Interesting color. Bill DeVor was our speaker tonight at our local rose society meeting. He says he now has two stable new sports of Home Run being evaluated. If you look at Home Run’s lineage almost anything is possible as far as color goes. What would you describe this color as?
I don’t really know. None of the roses that I have are anything like it. It definitely has a velvet apprearance to it. There is definitely dark yellow underneath the anthocyanins. It is not a russet, I would not call it red or pink either. My first thought when it was opening was terracotta or vermilion. It is definitely starting to fade to more of a pink now. Anyway, there is another bloom that should be open in a week or so and colors might change a bit once it ages and is put outside. Can’t wait to see multiple blooms on the plant. Did Bill say anything about getting tetraploids out of Home Run? Oh, what do the 2 sports look like?
Hi Liz, as you know seedlings often look much different once they are grown out of doors and under normal growing conditions.
Bill didn’t say anything about ploidy of Home Run offspring but I’ll bet it normalizes to tetra in many cases.
There is a stripe and an orange sport. probably the first of many. When grown in the 1000’s under production style conditions it’s very easy to pick out color sports.

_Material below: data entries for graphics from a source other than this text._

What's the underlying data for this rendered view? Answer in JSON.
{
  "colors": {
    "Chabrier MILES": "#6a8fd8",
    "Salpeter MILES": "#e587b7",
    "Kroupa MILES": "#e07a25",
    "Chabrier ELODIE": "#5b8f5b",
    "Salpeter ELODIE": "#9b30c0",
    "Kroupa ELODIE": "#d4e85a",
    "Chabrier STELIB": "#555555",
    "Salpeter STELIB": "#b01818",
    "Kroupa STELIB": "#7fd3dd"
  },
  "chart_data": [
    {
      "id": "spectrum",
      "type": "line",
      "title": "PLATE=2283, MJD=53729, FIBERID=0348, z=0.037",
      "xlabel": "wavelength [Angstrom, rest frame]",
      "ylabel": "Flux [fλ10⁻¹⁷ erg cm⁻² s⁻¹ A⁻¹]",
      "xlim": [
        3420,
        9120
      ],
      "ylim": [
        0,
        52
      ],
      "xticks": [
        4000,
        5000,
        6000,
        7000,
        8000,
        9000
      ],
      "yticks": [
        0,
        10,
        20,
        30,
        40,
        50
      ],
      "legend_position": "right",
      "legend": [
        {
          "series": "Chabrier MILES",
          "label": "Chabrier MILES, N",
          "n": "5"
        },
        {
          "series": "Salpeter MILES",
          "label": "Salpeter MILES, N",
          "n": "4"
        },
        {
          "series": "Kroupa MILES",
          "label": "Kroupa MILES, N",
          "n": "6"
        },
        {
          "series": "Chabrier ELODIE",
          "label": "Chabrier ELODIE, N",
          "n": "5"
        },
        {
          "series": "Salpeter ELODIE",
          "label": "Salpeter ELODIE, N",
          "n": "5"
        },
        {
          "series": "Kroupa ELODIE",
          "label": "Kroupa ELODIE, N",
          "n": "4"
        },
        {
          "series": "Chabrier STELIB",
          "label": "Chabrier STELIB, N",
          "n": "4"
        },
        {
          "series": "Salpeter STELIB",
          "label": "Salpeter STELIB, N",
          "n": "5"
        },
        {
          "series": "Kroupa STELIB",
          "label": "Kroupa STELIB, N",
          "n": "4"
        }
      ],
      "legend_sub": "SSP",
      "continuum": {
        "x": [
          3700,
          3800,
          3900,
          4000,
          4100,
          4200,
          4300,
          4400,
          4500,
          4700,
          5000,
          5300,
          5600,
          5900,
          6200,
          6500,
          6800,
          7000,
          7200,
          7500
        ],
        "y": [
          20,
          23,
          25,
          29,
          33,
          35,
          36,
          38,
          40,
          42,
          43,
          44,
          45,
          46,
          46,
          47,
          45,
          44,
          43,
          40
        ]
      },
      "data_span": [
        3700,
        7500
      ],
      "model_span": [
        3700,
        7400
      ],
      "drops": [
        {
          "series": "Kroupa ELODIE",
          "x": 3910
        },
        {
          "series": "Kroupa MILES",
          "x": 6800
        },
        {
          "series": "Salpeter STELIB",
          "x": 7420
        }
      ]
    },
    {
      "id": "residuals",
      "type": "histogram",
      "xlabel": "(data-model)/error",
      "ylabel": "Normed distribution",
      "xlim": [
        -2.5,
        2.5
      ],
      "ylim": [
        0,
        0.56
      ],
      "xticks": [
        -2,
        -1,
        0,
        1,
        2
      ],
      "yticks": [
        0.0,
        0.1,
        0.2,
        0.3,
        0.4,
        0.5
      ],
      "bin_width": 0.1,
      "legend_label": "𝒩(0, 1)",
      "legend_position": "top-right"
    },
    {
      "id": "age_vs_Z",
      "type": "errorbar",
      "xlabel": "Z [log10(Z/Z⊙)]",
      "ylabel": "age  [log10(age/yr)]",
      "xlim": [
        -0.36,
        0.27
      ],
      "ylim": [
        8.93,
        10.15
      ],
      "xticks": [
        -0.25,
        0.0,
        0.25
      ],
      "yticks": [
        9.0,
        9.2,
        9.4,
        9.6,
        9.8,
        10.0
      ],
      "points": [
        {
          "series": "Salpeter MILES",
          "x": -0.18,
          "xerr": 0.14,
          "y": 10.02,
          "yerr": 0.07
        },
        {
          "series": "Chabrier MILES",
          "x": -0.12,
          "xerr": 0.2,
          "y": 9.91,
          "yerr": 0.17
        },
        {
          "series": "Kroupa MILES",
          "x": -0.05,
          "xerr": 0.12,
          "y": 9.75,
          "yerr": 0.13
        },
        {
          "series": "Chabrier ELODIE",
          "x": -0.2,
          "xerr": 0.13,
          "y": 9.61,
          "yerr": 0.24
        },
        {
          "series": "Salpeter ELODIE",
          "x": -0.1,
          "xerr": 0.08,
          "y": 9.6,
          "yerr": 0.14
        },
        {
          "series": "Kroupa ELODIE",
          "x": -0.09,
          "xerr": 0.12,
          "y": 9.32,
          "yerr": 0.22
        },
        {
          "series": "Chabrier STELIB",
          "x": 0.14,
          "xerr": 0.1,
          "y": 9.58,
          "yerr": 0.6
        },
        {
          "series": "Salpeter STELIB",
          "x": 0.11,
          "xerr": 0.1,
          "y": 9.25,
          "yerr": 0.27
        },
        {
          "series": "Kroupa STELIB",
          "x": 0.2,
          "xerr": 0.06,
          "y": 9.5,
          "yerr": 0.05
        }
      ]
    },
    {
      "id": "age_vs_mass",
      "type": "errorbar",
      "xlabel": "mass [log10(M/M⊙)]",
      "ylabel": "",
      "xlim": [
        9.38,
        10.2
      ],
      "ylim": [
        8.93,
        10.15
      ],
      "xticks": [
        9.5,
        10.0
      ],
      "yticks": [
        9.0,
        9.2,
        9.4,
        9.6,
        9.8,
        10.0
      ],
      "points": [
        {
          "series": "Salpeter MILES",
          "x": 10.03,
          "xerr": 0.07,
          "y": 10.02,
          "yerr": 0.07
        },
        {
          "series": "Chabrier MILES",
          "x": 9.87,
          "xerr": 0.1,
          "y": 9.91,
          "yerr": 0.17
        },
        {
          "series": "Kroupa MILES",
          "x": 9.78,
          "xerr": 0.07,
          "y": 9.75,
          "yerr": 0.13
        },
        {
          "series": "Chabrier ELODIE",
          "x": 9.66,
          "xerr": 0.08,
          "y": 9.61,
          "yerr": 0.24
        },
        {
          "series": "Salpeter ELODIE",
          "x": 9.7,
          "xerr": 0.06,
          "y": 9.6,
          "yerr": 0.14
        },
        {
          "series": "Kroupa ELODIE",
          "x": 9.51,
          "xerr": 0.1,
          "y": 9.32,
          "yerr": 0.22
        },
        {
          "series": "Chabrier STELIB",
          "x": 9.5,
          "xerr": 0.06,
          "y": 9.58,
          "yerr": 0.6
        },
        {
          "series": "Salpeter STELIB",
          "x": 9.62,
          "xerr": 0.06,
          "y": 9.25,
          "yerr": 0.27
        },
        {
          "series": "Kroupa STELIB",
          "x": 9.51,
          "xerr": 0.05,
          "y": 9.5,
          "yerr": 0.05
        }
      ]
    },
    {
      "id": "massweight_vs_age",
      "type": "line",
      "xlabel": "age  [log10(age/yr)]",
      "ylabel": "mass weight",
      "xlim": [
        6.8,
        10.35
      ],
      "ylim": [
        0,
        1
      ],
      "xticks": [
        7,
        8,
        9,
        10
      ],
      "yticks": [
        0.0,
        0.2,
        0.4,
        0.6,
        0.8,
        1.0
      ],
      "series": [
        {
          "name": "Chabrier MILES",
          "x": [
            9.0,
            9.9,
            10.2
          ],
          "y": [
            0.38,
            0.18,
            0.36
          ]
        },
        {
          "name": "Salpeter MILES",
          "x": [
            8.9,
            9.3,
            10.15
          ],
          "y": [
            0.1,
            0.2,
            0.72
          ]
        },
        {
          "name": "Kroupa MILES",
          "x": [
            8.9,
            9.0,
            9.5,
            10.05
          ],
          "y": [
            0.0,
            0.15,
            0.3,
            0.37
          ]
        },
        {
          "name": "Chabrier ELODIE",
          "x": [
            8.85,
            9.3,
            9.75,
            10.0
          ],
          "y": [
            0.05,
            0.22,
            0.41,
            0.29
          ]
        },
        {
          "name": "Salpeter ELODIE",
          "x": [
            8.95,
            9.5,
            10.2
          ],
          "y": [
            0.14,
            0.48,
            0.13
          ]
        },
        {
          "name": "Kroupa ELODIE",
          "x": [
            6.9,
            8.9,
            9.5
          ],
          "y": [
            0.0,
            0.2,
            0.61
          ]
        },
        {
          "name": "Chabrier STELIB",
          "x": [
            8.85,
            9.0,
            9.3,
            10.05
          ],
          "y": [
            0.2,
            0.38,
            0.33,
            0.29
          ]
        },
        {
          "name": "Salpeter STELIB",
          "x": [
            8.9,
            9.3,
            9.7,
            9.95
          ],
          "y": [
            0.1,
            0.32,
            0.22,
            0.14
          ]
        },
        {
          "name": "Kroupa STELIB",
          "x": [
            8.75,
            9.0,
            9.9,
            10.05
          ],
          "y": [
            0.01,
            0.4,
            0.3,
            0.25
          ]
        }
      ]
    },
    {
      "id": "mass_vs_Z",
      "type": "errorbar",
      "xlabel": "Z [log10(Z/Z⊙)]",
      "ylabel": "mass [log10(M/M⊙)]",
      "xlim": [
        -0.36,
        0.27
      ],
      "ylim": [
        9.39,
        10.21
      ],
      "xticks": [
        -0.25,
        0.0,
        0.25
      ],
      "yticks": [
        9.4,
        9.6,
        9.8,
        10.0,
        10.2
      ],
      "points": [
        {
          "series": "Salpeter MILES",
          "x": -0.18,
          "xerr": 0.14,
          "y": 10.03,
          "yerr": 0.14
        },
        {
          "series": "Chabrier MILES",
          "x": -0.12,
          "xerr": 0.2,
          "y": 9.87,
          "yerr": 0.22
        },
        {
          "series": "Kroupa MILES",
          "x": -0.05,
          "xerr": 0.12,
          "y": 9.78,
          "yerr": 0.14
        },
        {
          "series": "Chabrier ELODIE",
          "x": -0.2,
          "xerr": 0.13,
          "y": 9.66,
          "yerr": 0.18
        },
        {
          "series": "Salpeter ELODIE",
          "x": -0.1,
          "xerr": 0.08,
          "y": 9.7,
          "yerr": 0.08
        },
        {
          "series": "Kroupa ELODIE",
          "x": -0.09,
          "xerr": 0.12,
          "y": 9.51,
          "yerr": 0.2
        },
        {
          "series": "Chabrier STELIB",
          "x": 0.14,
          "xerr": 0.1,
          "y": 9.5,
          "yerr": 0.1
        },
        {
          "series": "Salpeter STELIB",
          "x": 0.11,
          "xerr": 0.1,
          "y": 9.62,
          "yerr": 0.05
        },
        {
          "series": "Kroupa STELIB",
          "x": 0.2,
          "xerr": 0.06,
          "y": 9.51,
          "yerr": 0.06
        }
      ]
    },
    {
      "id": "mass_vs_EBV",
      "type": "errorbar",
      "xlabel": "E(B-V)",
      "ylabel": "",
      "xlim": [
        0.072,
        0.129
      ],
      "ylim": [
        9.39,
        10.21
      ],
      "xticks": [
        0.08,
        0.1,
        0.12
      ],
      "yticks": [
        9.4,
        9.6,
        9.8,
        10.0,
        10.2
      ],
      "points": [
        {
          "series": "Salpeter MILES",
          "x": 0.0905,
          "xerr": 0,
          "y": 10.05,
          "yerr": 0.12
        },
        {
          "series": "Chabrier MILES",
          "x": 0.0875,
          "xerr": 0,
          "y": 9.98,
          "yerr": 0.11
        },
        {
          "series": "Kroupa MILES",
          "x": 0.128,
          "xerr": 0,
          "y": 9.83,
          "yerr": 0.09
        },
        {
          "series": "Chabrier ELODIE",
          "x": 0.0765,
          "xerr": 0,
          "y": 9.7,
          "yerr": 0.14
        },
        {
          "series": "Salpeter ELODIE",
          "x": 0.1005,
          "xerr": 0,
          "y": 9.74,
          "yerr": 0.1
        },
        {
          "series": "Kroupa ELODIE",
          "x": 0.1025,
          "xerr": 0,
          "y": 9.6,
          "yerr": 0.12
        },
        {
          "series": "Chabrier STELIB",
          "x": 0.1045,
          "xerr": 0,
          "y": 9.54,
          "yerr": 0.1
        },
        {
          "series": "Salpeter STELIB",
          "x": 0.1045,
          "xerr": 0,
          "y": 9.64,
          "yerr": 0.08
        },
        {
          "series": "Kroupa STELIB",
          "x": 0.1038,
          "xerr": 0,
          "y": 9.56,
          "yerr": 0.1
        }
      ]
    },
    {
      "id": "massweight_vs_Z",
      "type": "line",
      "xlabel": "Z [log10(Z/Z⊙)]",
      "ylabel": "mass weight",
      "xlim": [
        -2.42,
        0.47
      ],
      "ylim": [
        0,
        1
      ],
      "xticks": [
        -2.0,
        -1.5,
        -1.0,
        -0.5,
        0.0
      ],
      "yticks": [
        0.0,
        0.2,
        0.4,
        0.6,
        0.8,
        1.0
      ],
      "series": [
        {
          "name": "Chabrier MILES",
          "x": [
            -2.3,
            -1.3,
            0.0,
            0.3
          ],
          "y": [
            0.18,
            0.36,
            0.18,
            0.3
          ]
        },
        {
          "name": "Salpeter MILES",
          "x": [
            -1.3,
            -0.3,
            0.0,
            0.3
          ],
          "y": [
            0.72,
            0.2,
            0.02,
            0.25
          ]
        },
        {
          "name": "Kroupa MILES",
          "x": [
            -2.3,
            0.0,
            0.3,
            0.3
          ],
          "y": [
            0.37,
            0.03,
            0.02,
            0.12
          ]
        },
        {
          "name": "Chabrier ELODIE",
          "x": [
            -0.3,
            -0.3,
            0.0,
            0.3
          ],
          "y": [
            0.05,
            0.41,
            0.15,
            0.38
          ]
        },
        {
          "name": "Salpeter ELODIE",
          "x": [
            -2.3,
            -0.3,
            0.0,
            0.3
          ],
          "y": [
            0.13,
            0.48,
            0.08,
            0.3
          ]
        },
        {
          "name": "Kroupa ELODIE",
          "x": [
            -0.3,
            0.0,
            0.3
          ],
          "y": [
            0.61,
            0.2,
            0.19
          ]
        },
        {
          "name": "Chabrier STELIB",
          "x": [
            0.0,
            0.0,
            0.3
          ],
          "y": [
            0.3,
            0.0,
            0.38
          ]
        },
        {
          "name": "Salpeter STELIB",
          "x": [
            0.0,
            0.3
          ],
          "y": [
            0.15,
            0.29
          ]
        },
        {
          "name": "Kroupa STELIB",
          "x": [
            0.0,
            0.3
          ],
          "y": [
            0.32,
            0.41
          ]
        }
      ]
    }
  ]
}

Liz, 06-73-04 has a very nice shape to it’s petals. It will be interesting to see a more mature plant/blooms.
Robert, the striped sport sounds very interesting…
It sure behaves like a tetraploid based on such good pollen fertility.
Tom Carruth said Home Run is a triploid.
I agree it does act like a tetra pollen parent but then fertile triploids are not uncommon.
My first seedling using Home run pollen blossomed for the first time today.
It is amazingly similar to the pollen parent. It might have a bit more fragrance and is a true single so far.
I include a photo for comparison of the Home Run on the left and the new seedling on the right. The color seems to be identical.
This hybrid should be a bit more cold tolerant as it descends from both Dornroschen and 77-361.
I’m hoping it will get a bit taller than Home Run.